As above indicated, Mabel Martinson was living and residing in Denver, Colorado as of the commencement of the present proceeding, and apparently remains alive as of the present time. It was in this general setting that the trial court concluded that William's (the taxpayer's) interest in the trust created in his name under his father's will did not constitute "property" or a "right to property" under 26 U.S.C. § 6321, inasmuch as Mabel still survived, and that such being the case, William's interest was contingent on his outliving his stepmother.
The trial court reasoned that William's interest in the trust fund was contingent, not vested, and being contingent, was therefore beyond a creditor's reach under local Colorado law. Additionally, the trial court held that the taxpayer's interest being only contingent did not "as a matter of federal law" qualify as "property" or a "right to property" as those terms are read in 26 U.S.C. § 6321. It was on this general basis that the trial court granted the trustee's motion for summary judgment and entered judgment for the trustee.

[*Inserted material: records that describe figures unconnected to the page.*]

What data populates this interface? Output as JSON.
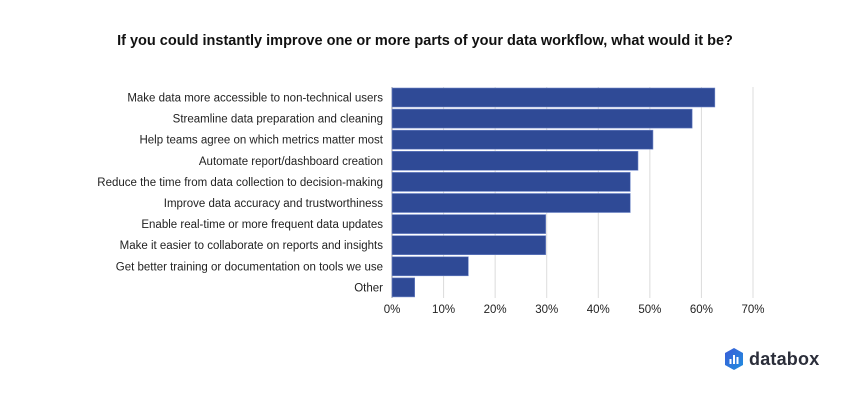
{
  "chart_data": {
    "type": "bar",
    "orientation": "horizontal",
    "title": "If you could instantly improve one or more parts of your data workflow, what would it be?",
    "categories": [
      "Make data more accessible to non-technical users",
      "Streamline data preparation and cleaning",
      "Help teams agree on which metrics matter most",
      "Automate report/dashboard creation",
      "Reduce the time from data collection to decision-making",
      "Improve data accuracy and trustworthiness",
      "Enable real-time or more frequent data updates",
      "Make it easier to collaborate on reports and insights",
      "Get better training or documentation on tools we use",
      "Other"
    ],
    "values": [
      62.6,
      58.2,
      50.6,
      47.7,
      46.2,
      46.2,
      29.8,
      29.8,
      14.8,
      4.4
    ],
    "xlabel": "",
    "ylabel": "",
    "xlim": [
      0,
      70
    ],
    "xticks": [
      "0%",
      "10%",
      "20%",
      "30%",
      "40%",
      "50%",
      "60%",
      "70%"
    ],
    "grid": true,
    "bar_color": "#2f4a96"
  },
  "brand": {
    "name": "databox"
  }
}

It is agreed that the "property rights" of the taxpayer in the instant case are to be determined as a matter of local Colorado law and that once William's rights have been thus determined, then resort should be made to federal law to ascertain whether such constitute "property" or "rights to property" within the meaning of the federal tax lien statute. Aquilino v. United States, 363 U.S. 509, 80 S.Ct. 1277, 4 L.Ed.2d 1365 (1960) and United States v. Bess, 357 U.S. 51, 78 S.Ct. 1054, 2 L.Ed.2d 1135 (1958).
As applied to the instant case, the foregoing indicates that the trial court quite properly looked to Colorado law to determine the precise nature of William's (the taxpayer's) interest in the trust created in his favor under his father's will. As indicated, the trial court concluded that under Colorado law William's interest was contingent, i. e., he had no right to receive any monies from the trust unless he survived his stepmother, Mabel.

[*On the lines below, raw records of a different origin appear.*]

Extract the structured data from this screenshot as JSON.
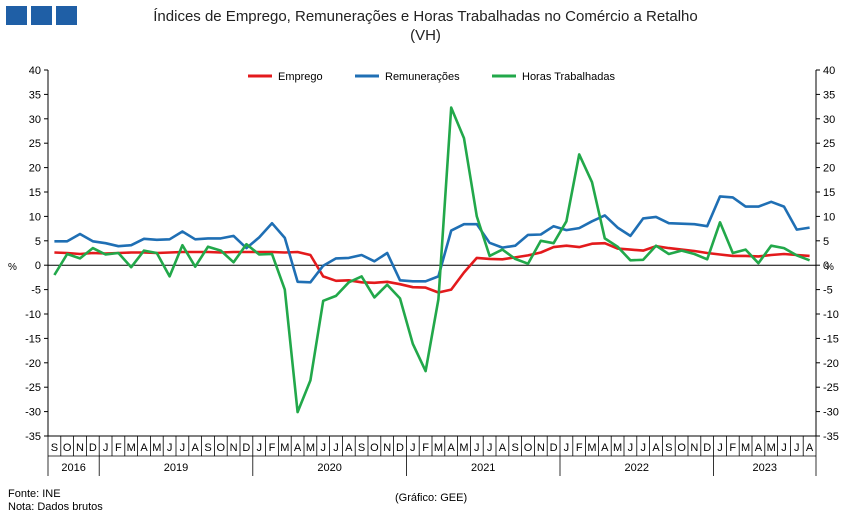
{
  "header": {
    "logo_blocks": 3,
    "logo_color": "#1f5fa6",
    "title_line1": "Índices de Emprego, Remunerações e Horas Trabalhadas no Comércio a Retalho",
    "title_line2": "(VH)"
  },
  "footer": {
    "source": "Fonte: INE",
    "note": "Nota: Dados brutos",
    "credit": "(Gráfico: GEE)"
  },
  "chart_data": {
    "type": "line",
    "ylabel_left": "%",
    "ylabel_right": "%",
    "ylim": [
      -35,
      40
    ],
    "yticks": [
      -35,
      -30,
      -25,
      -20,
      -15,
      -10,
      -5,
      0,
      5,
      10,
      15,
      20,
      25,
      30,
      35,
      40
    ],
    "legend_position": "top-center",
    "grid": false,
    "months": [
      "S",
      "O",
      "N",
      "D",
      "J",
      "F",
      "M",
      "A",
      "M",
      "J",
      "J",
      "A",
      "S",
      "O",
      "N",
      "D",
      "J",
      "F",
      "M",
      "A",
      "M",
      "J",
      "J",
      "A",
      "S",
      "O",
      "N",
      "D",
      "J",
      "F",
      "M",
      "A",
      "M",
      "J",
      "J",
      "A",
      "S",
      "O",
      "N",
      "D",
      "J",
      "F",
      "M",
      "A",
      "M",
      "J",
      "J",
      "A",
      "S",
      "O",
      "N",
      "D",
      "J",
      "F",
      "M",
      "A",
      "M",
      "J",
      "J",
      "A"
    ],
    "year_groups": [
      {
        "label": "2016",
        "start": 0,
        "count": 4
      },
      {
        "label": "2019",
        "start": 4,
        "count": 12
      },
      {
        "label": "2020",
        "start": 16,
        "count": 12
      },
      {
        "label": "2021",
        "start": 28,
        "count": 12
      },
      {
        "label": "2022",
        "start": 40,
        "count": 12
      },
      {
        "label": "2023",
        "start": 52,
        "count": 8
      }
    ],
    "series": [
      {
        "name": "Emprego",
        "color": "#e31a1c",
        "values": [
          2.6,
          2.5,
          2.3,
          2.5,
          2.4,
          2.5,
          2.6,
          2.6,
          2.5,
          2.6,
          2.7,
          2.7,
          2.7,
          2.6,
          2.7,
          2.7,
          2.7,
          2.7,
          2.6,
          2.7,
          2.1,
          -2.3,
          -3.2,
          -3.1,
          -3.5,
          -3.6,
          -3.4,
          -3.9,
          -4.5,
          -4.6,
          -5.6,
          -5.0,
          -1.5,
          1.5,
          1.3,
          1.2,
          1.6,
          2.0,
          2.6,
          3.7,
          4.0,
          3.7,
          4.4,
          4.5,
          3.4,
          3.2,
          3.0,
          3.9,
          3.5,
          3.2,
          2.9,
          2.5,
          2.2,
          1.9,
          1.9,
          1.8,
          2.1,
          2.3,
          2.1,
          1.9
        ]
      },
      {
        "name": "Remunerações",
        "color": "#1f6fb4",
        "values": [
          4.9,
          4.9,
          6.4,
          4.9,
          4.5,
          3.9,
          4.1,
          5.4,
          5.2,
          5.3,
          6.9,
          5.3,
          5.5,
          5.5,
          6.0,
          3.5,
          5.7,
          8.6,
          5.6,
          -3.4,
          -3.5,
          -0.1,
          1.4,
          1.5,
          2.1,
          0.8,
          2.5,
          -3.1,
          -3.3,
          -3.3,
          -2.3,
          7.1,
          8.4,
          8.4,
          4.6,
          3.6,
          4.0,
          6.2,
          6.3,
          8.0,
          7.2,
          7.6,
          9.0,
          10.2,
          7.7,
          6.0,
          9.6,
          9.9,
          8.6,
          8.5,
          8.4,
          8.0,
          14.1,
          13.9,
          12.0,
          12.0,
          13.0,
          12.0,
          7.3,
          7.7
        ]
      },
      {
        "name": "Horas Trabalhadas",
        "color": "#22a84a",
        "values": [
          -2.0,
          2.3,
          1.4,
          3.5,
          2.2,
          2.5,
          -0.4,
          3.0,
          2.5,
          -2.3,
          4.1,
          -0.3,
          3.8,
          3.0,
          0.6,
          4.3,
          2.2,
          2.3,
          -5.0,
          -30.1,
          -23.6,
          -7.3,
          -6.3,
          -3.5,
          -2.3,
          -6.6,
          -4.0,
          -6.8,
          -16.1,
          -21.7,
          -7.0,
          32.3,
          26.0,
          10.0,
          1.9,
          3.2,
          1.3,
          0.3,
          5.0,
          4.5,
          9.0,
          22.7,
          17.0,
          5.5,
          3.8,
          1.0,
          1.1,
          4.0,
          2.3,
          3.0,
          2.3,
          1.2,
          8.8,
          2.5,
          3.2,
          0.4,
          4.0,
          3.5,
          2.0,
          1.0
        ]
      }
    ]
  }
}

On appeal we were uncertain as to whether under Colorado law William's interest in the trust created in his favor under his father's will is a future interest subject to a condition precedent or a vested remainder subject to complete defeasance on the happening of a condition subsequent. Accordingly, pursuant to the provisions of Colorado Appellate Rule 21.1, we certified that question to the Colorado Supreme Court. The Colorado Supreme Court accepted such certification and in an adversary proceeding in that court, which included additional briefing, held that under Colorado law William's interest in the trust in question is not a future interest subject to a condition precedent, and therefore contingent, but on the contrary the taxpayer's interest is a vested interest subject to complete defeasance. See In Re Question Submitted by the United States Court of Appeals for the Tenth Circuit, 553 P.2d 382 (Colo.1976).

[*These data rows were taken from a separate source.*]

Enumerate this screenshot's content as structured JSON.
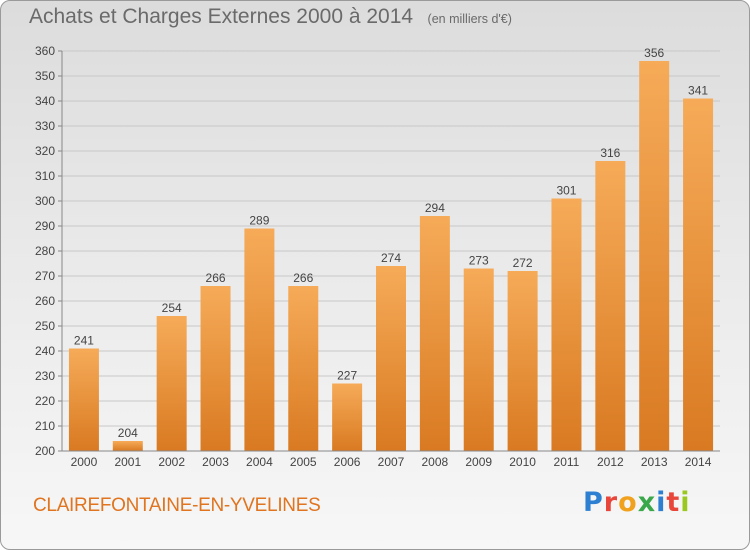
{
  "header": {
    "title": "Achats et Charges Externes 2000 à 2014",
    "unit": "(en milliers d'€)"
  },
  "footer": {
    "commune": "CLAIREFONTAINE-EN-YVELINES",
    "brand": "Proxiti",
    "brand_colors": [
      "#2c7fd1",
      "#e8463a",
      "#f0a21e",
      "#3aa84a",
      "#2c7fd1",
      "#e8463a",
      "#9ac81e"
    ]
  },
  "colors": {
    "bar_light": "#f6ab58",
    "bar_dark": "#d97a22",
    "grid": "#c8c8c8",
    "axis_text": "#444444"
  },
  "chart_data": {
    "type": "bar",
    "title": "Achats et Charges Externes 2000 à 2014",
    "subtitle": "(en milliers d'€)",
    "xlabel": "",
    "ylabel": "",
    "categories": [
      "2000",
      "2001",
      "2002",
      "2003",
      "2004",
      "2005",
      "2006",
      "2007",
      "2008",
      "2009",
      "2010",
      "2011",
      "2012",
      "2013",
      "2014"
    ],
    "values": [
      241,
      204,
      254,
      266,
      289,
      266,
      227,
      274,
      294,
      273,
      272,
      301,
      316,
      356,
      341
    ],
    "ylim": [
      200,
      360
    ],
    "yticks": [
      200,
      210,
      220,
      230,
      240,
      250,
      260,
      270,
      280,
      290,
      300,
      310,
      320,
      330,
      340,
      350,
      360
    ],
    "grid": true,
    "legend": "none"
  }
}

The determination by the trial court in the instant case that William's interest was contingent was the keystone of its entire ruling. The subsequent determination by the Colorado Supreme Court that William's interest was not contingent, but vested, requires that the case be remanded to the trial court for reconsideration.
After the Colorado Supreme Court announced its ruling on our certification, the trustee filed in this Court a request to file a supplemental brief. In such supplemental brief the trustee sought to raise a matter which had not heretofore been presented to this Court and had not been passed on by the trial court. In such circumstance, the request to file a supplemental brief is denied. The matter sought to be thus raised should first be considered by the trial court.
Judgment reversed and case remanded for further consideration.